Praise be to the American model. This is one instance where the GoI's political correctness (verging on idiocy) is not worth emulating.

Secondly, the US should not fall prey to the very Indian phenomenon of making a few emotional speeches post-incident and then forgetting all about it a mere three months later.

The Coimbatore blasts were forgotten after the Kandahar hijacking in late 1999, which in turn became history after the umpteenth bomb blast in Kashmir in early 2000.

Outrages obviously should be remembered, and apologies should be demanded. The government of South Korea is correct in holding onto its demands for an apology from the government of North Korea for the attempted assassination on then president Kim Dae Jung in the early 1980s in Yangon, Myanmar just as the Israelis held the Germans culpable for the Nazi genocide in the 1940s and extracted an apology from them.

Linked to this phenomenon is the distasteful Indian tendency in desisting from the pursuit of criminals responsible for the most heinous of crimes and actually surrendering them upon capture. The daughter of then home minister Mufti Mohammad Sayeed was kidnapped in 1989 and exchanged for a bunch of hardcore militants, as was the case with hostages on the kidnapped Indian Airlines flight flown to Kandahar in December 1999.

The Americans have always pursued wrongdoers with great zeal and perseverance, as would be evident of the pursuit of Eyad Ismail who was involved in the botched bombing of the WTC in 1993. Ismail escaped to Jordan before the Americans caught up with him and brought him back to the US to stand trial. Ismail was sentenced to 240 years of imprisonment in 1998 and was also ordered to pay $ 240 million as compensation.

However, the perseverance required in capturing bin Laden et al would require the skill of the Israeli Mossad. Among other feats, the Mossad successfully unmasked and captured dreaded Nazi Adolf Eichmann from Buenos Aires in 1960. It followed this feat by bombing Yasser Arafat's home in the 1980s and has dealt many a blow to the very kinds of terrorists holding the US to ransom presently.

The US should desist from the Indian practice of recognizing the grief of the next of kin by summoning them into the presence of an obtuse minister who launches into a long winded speech before presenting them with Rs 100,000. An appropriate way to recognize the grief of the next of kin would be to erect a memorial dedicated to 'they who perished in the senseless bombings of the 11th of September 2001.' It is important the future generations not forget the tragedy whose scope and magnitude have been aptly compared to the 1941 Japanese attack on Pearl Harbor.

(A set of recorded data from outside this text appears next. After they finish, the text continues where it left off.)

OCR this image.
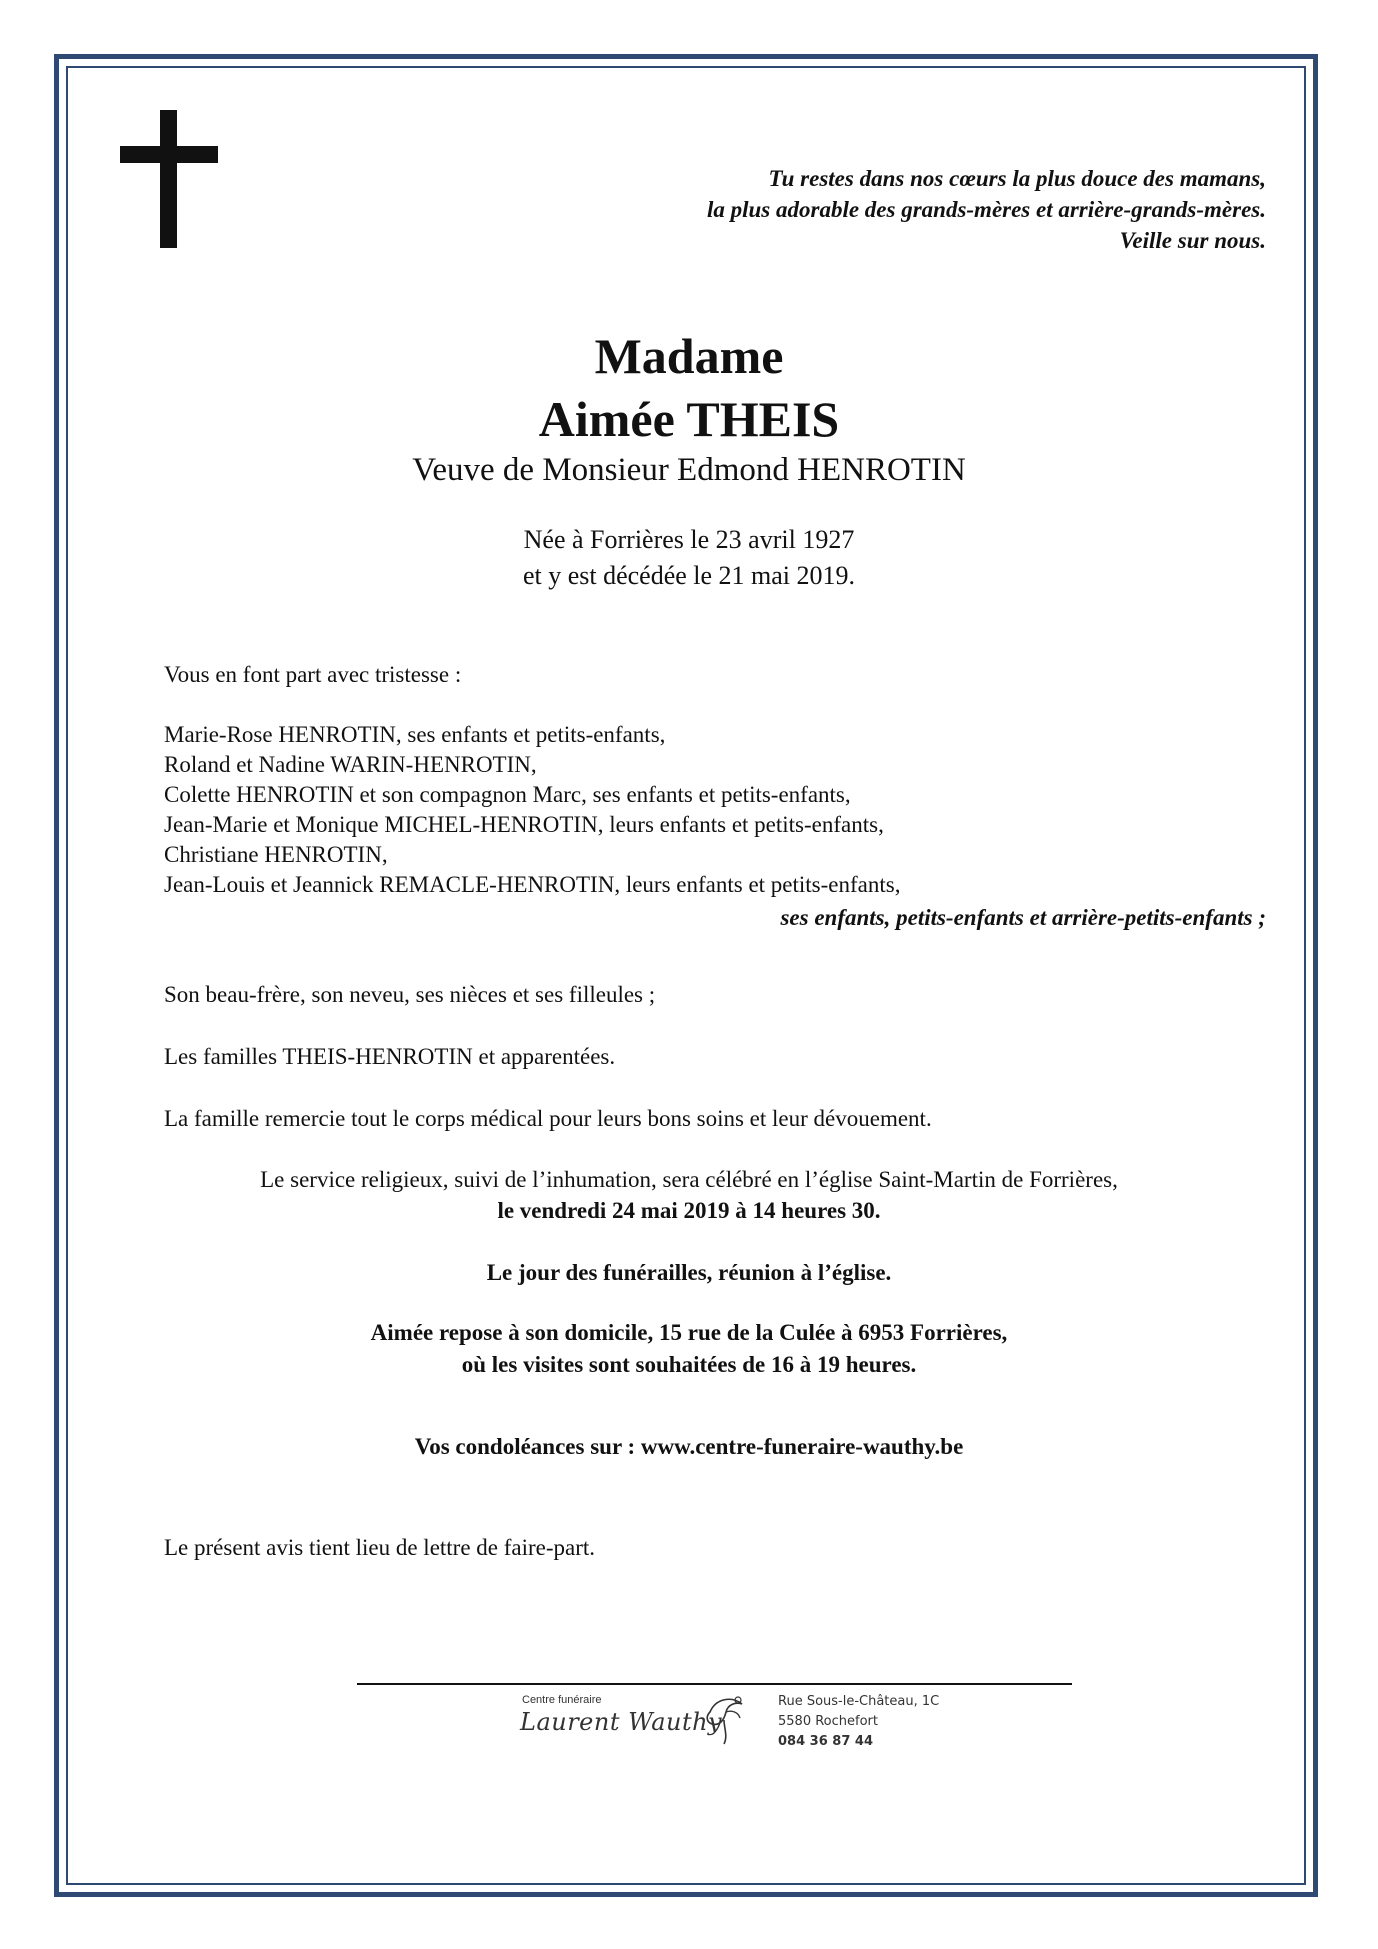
Tu restes dans nos cœurs la plus douce des mamans,
la plus adorable des grands-mères et arrière-grands-mères.
Veille sur nous.
Madame
Aimée THEIS
Veuve de Monsieur Edmond HENROTIN
Née à Forrières le 23 avril 1927
et y est décédée le 21 mai 2019.
Vous en font part avec tristesse :
Marie-Rose HENROTIN, ses enfants et petits-enfants,
Roland et Nadine WARIN-HENROTIN,
Colette HENROTIN et son compagnon Marc, ses enfants et petits-enfants,
Jean-Marie et Monique MICHEL-HENROTIN, leurs enfants et petits-enfants,
Christiane HENROTIN,
Jean-Louis et Jeannick REMACLE-HENROTIN, leurs enfants et petits-enfants,
ses enfants, petits-enfants et arrière-petits-enfants ;
Son beau-frère, son neveu, ses nièces et ses filleules ;
Les familles THEIS-HENROTIN et apparentées.
La famille remercie tout le corps médical pour leurs bons soins et leur dévouement.
Le service religieux, suivi de l’inhumation, sera célébré en l’église Saint-Martin de Forrières,
le vendredi 24 mai 2019 à 14 heures 30.
Le jour des funérailles, réunion à l’église.
Aimée repose à son domicile, 15 rue de la Culée à 6953 Forrières,
où les visites sont souhaitées de 16 à 19 heures.
Vos condoléances sur : www.centre-funeraire-wauthy.be
Le présent avis tient lieu de lettre de faire-part.
Centre funéraire
Laurent Wauthy
Rue Sous-le-Château, 1C
5580 Rochefort
084 36 87 44
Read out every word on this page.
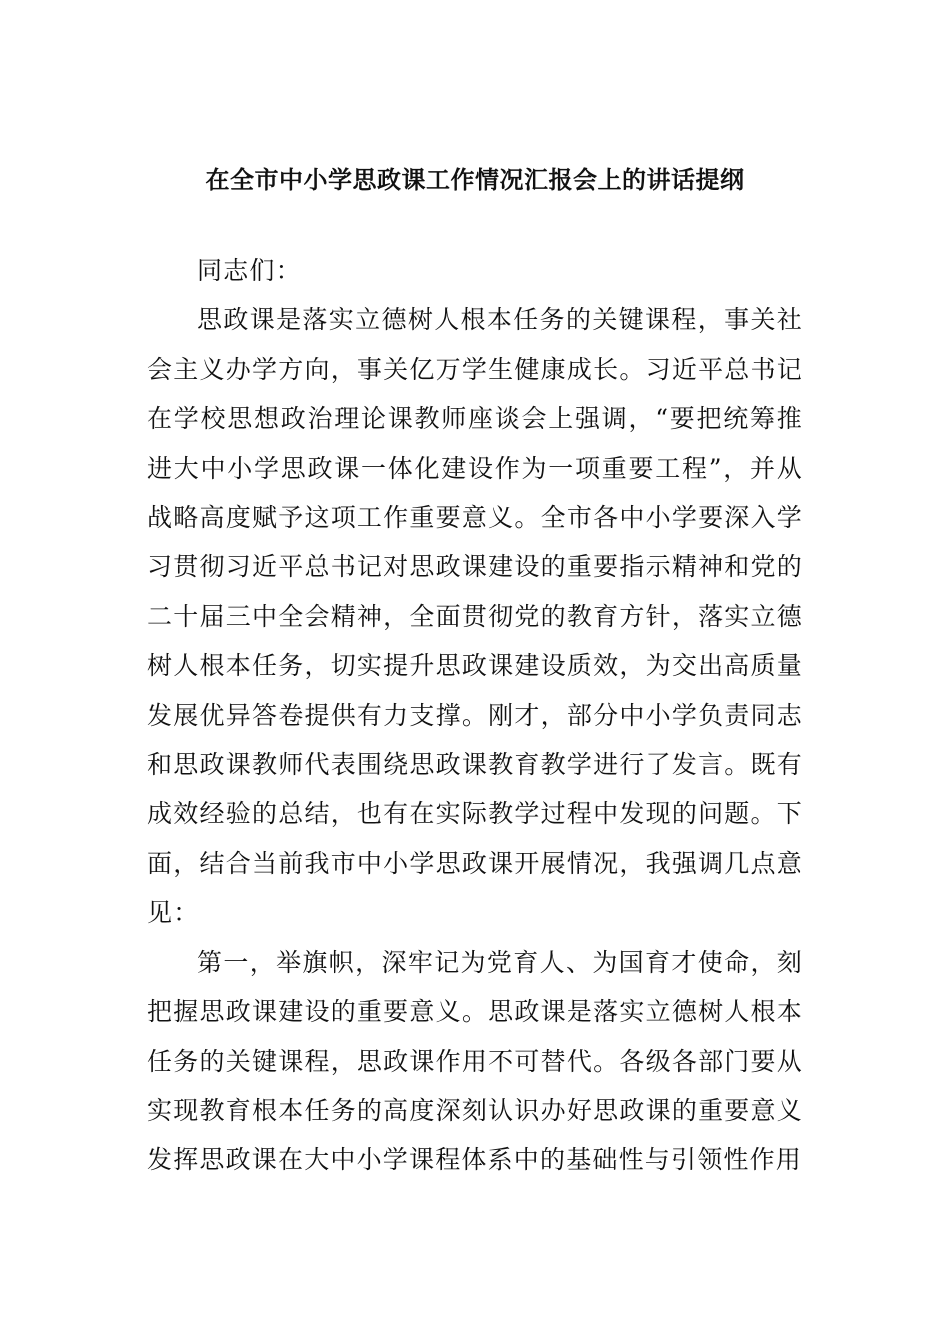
在全市中小学思政课工作情况汇报会上的讲话提纲

同志们：

思政课是落实立德树人根本任务的关键课程，事关社会主义办学方向，事关亿万学生健康成长。习近平总书记在学校思想政治理论课教师座谈会上强调，“要把统筹推进大中小学思政课一体化建设作为一项重要工程”，并从战略高度赋予这项工作重要意义。全市各中小学要深入学习贯彻习近平总书记对思政课建设的重要指示精神和党的二十届三中全会精神，全面贯彻党的教育方针，落实立德树人根本任务，切实提升思政课建设质效，为交出高质量发展优异答卷提供有力支撑。刚才，部分中小学负责同志和思政课教师代表围绕思政课教育教学进行了发言。既有成效经验的总结，也有在实际教学过程中发现的问题。下面，结合当前我市中小学思政课开展情况，我强调几点意见：

第一，举旗帜，深牢记为党育人、为国育才使命，刻把握思政课建设的重要意义。思政课是落实立德树人根本任务的关键课程，思政课作用不可替代。各级各部门要从实现教育根本任务的高度深刻认识办好思政课的重要意义发挥思政课在大中小学课程体系中的基础性与引领性作用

Sustained rehabilitation programs, not cheque presenting photo-ops, allow the grief stricken to come to terms with their plight.

However, there is one aspect in which the US has a lot to learn and replicate from the GoI.

The GoI is extremely sensitive to attacking the sensibilities of any community within or outside the country lest it provoke communal outrages. The GoI learnt its lesson in 1984 after the assassination of Indira Gandhi and moved rapidly to defuse any possible atrocities on the Tamil speaking community in New Delhi in the aftermath of the assassination of Rajiv Gandhi in 1991. Likewise, it seems to have learnt from the 1993 riots in Mumbai and moved rapidly to prevent a repeat after the Coimbatore blasts of 1998.

The 1995 bombing of the Alfred P Murrah building in Oklahoma City, (ultimately linked to Timothy McVeigh), was blamed on Palestinian terrorists and was followed by calls for a counter jehad from Republicans galore. Senator John McCain, a POW from the Vietnam days seems to be baying for the blood of Palestinians with his pronouncements. And as the calls for revenge grow louder, the rhetoric becomes shriller, Dubya will have to act in haste just in order to lend legitimacy to himself.

And this invariably targets the wrong group, as in the case of Jimmy Carter instigating a review into the immigration status of Iranian students as a result of his failing to get at the government of Iran in 1978. Such precipitate action demonstrates no skill or ability to take swift action, it merely demonstrates impotence.

Barring its legendary restraint, the Government of India has precious little to offer to the US government despite its familiarity with the nature of the tragedy currently plaguing the US.